Purpose Cardiovascular diseases (CVDs) are the main cause of deaths among non-communicable diseases. Arguments about the best prevention strategy to control CVDs' risk factors continue. We evaluated the population attributable fraction (PAF) of CVDs in different levels of plasma cholesterol. Methods Patients' data were obtained from Iran STEPs 2016 study. In phase 0 we estimated PAF regardless of cholesterol levels and clinical factors. In phase 1 we calculated PAF based on three levels of cholesterol (<200, 200-240, ≥240 mg/dl). In phase 2 we estimated PAF in 3 groups considering lipid-lowering drugs. In phase 3 all treated participants and not treated hypercholesterolemic people were included, to evaluate the impact of treatment. Estimations were done for Ischemic heart disease (IHD) and ischemic stroke (IS), and for two sex. Results In phase 0, the highest PAF for IHD and IS were 0.35 (95% confidence interval 0.29-0.41) and 0.22 (0.18-0.27) for females and 0.27 (0.22-0.32) and 0.18 (0.14-0.22) for males.
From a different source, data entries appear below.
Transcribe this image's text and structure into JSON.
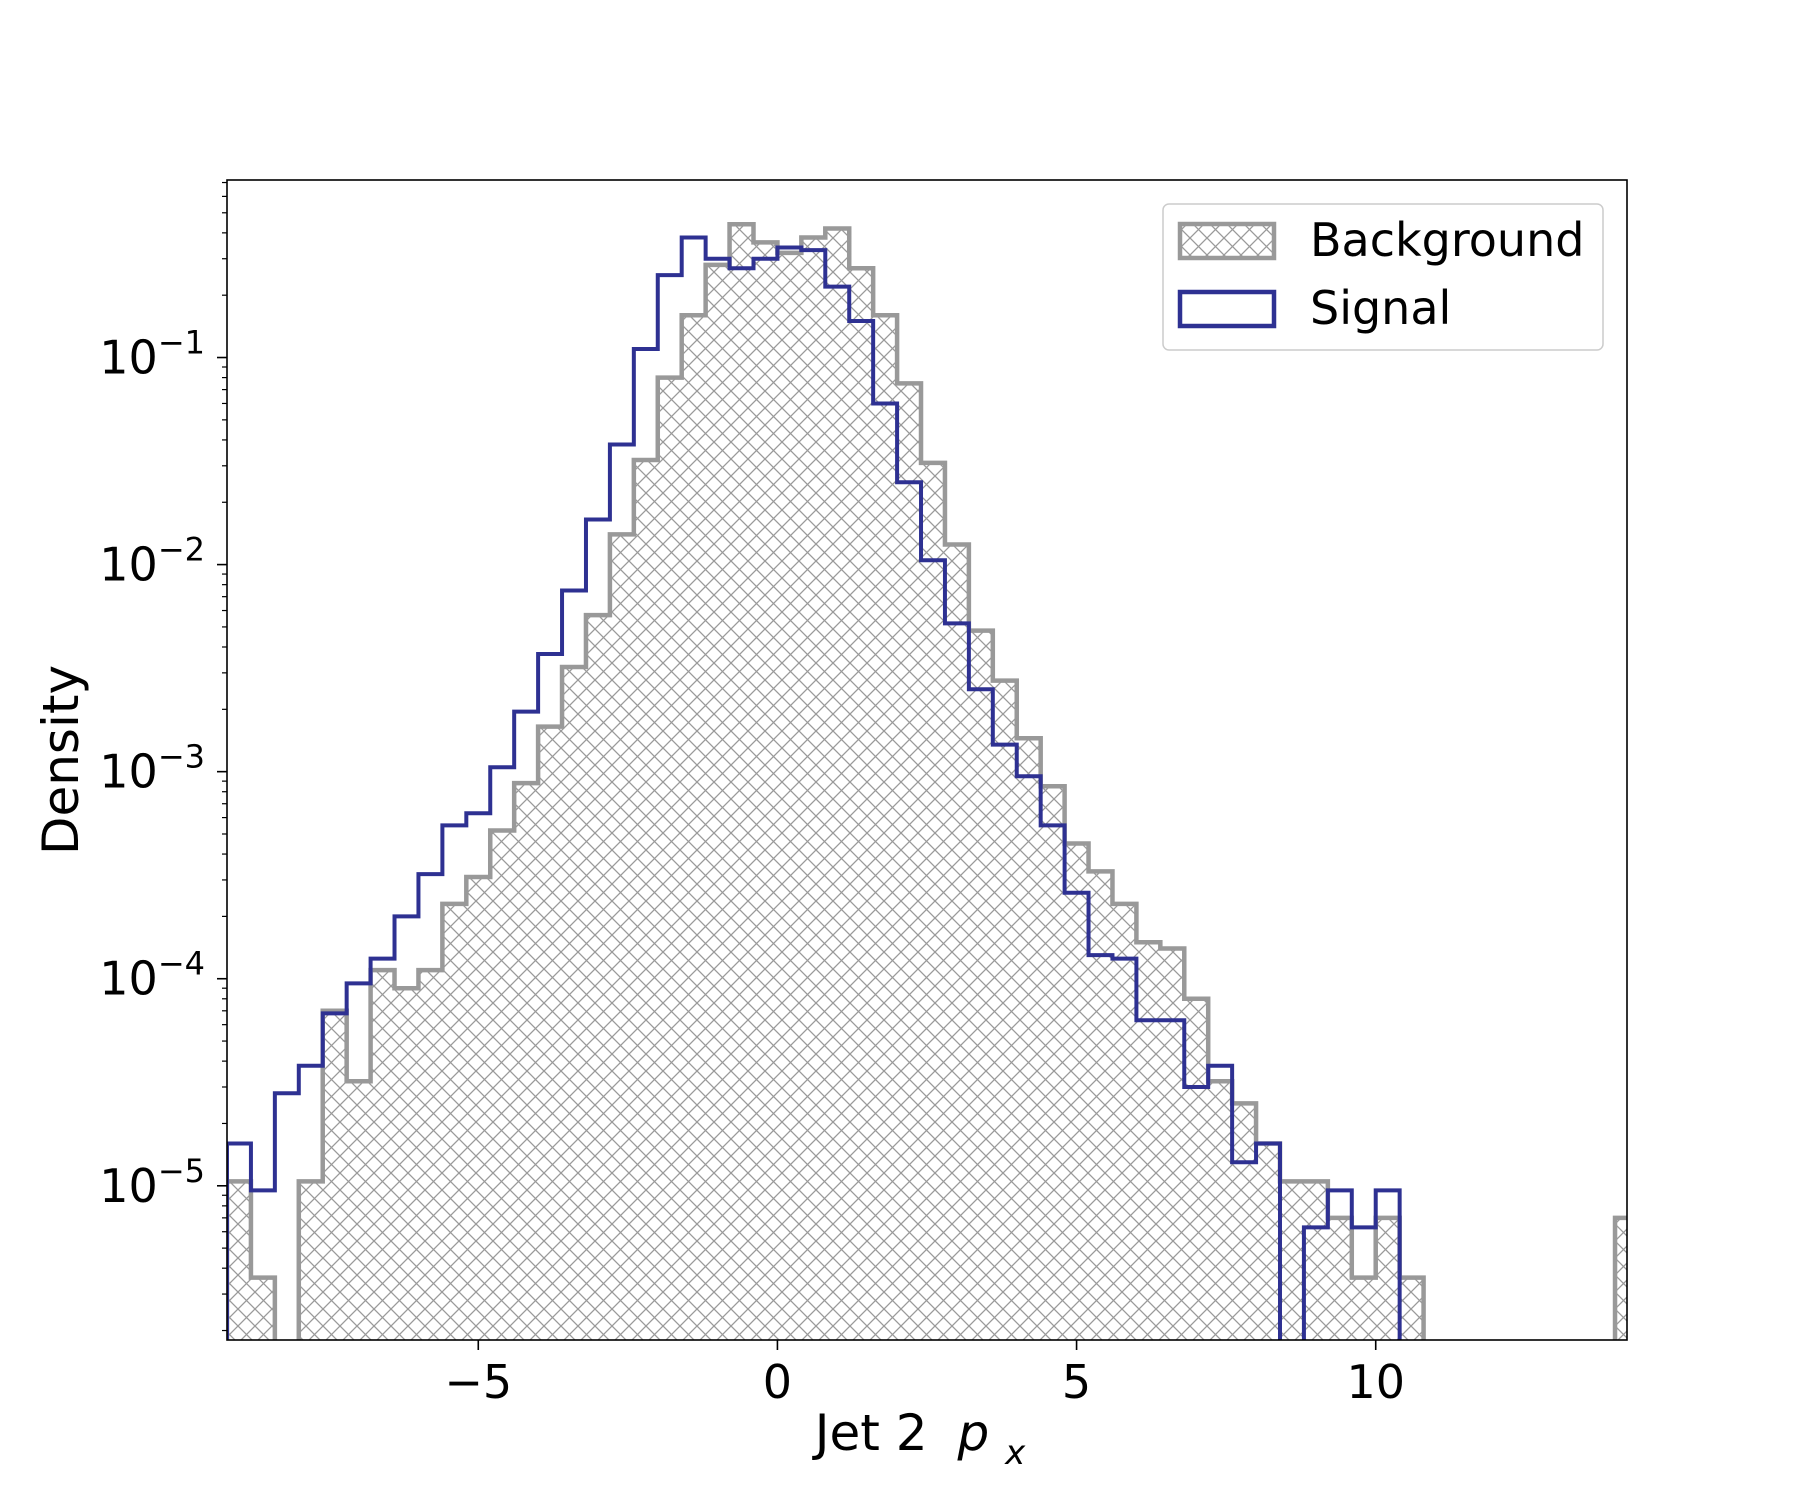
{
  "chart_data": {
    "type": "histogram",
    "xlabel": "Jet 2",
    "xlabel_var": "p",
    "xlabel_sub": "x",
    "ylabel": "Density",
    "yscale": "log",
    "xlim": [
      -9.2,
      14.2
    ],
    "ylim": [
      1.8e-06,
      0.72
    ],
    "bin_start": -9.2,
    "bin_width": 0.4,
    "x_ticks": [
      {
        "value": -5,
        "label": "−5"
      },
      {
        "value": 0,
        "label": "0"
      },
      {
        "value": 5,
        "label": "5"
      },
      {
        "value": 10,
        "label": "10"
      }
    ],
    "y_ticks": [
      {
        "value": 0.1,
        "base": "10",
        "exp": "−1"
      },
      {
        "value": 0.01,
        "base": "10",
        "exp": "−2"
      },
      {
        "value": 0.001,
        "base": "10",
        "exp": "−3"
      },
      {
        "value": 0.0001,
        "base": "10",
        "exp": "−4"
      },
      {
        "value": 1e-05,
        "base": "10",
        "exp": "−5"
      }
    ],
    "legend_position": "top-right",
    "series": [
      {
        "name": "Background",
        "style": "hatched",
        "color": "#999999",
        "values": [
          1.05e-05,
          3.6e-06,
          0,
          1.05e-05,
          7e-05,
          3.2e-05,
          0.00011,
          9e-05,
          0.00011,
          0.00023,
          0.00031,
          0.00052,
          0.00088,
          0.00165,
          0.0032,
          0.0057,
          0.014,
          0.032,
          0.08,
          0.16,
          0.28,
          0.44,
          0.36,
          0.32,
          0.38,
          0.42,
          0.27,
          0.16,
          0.075,
          0.031,
          0.0125,
          0.0048,
          0.00275,
          0.00145,
          0.00085,
          0.00045,
          0.00033,
          0.00023,
          0.00015,
          0.00014,
          8e-05,
          3.2e-05,
          2.5e-05,
          1.6e-05,
          1.05e-05,
          1.05e-05,
          7e-06,
          3.6e-06,
          7e-06,
          3.6e-06,
          0,
          0,
          0,
          0,
          0,
          0,
          0,
          0,
          7e-06
        ]
      },
      {
        "name": "Signal",
        "style": "step",
        "color": "#2e3192",
        "values": [
          1.6e-05,
          9.5e-06,
          2.8e-05,
          3.8e-05,
          6.8e-05,
          9.5e-05,
          0.000125,
          0.0002,
          0.00032,
          0.00055,
          0.00063,
          0.00105,
          0.00195,
          0.0037,
          0.0075,
          0.0165,
          0.038,
          0.11,
          0.25,
          0.38,
          0.3,
          0.27,
          0.3,
          0.34,
          0.33,
          0.22,
          0.15,
          0.06,
          0.025,
          0.0105,
          0.0052,
          0.0025,
          0.00135,
          0.00095,
          0.00055,
          0.00026,
          0.00013,
          0.000125,
          6.3e-05,
          6.3e-05,
          3e-05,
          3.8e-05,
          1.3e-05,
          1.6e-05,
          0,
          6.3e-06,
          9.5e-06,
          6.3e-06,
          9.5e-06,
          0
        ]
      }
    ]
  }
}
In phase 1, the highest PAF belonged to population with cholesterol ≥240 mg/dl and IHD, as 0.90 (0.85-0.94) for females, and 0.90 (0.85-0.96) for males. In phase 2, the prehypercholesterolemic group had higher PAFs than the hypercholesteremic group in most of the population. Phase 3 showed treatment coverage significantly lowered fractions in all age groups, for both causes. Conclusion An urgent action plan and a change in preventive programs of health guidelines are needed to stop the vast burden of hypercholesterolemia in the pre-hypercholesterolemic population. Population-based prevention strategies need to be more considered to control further CVDs.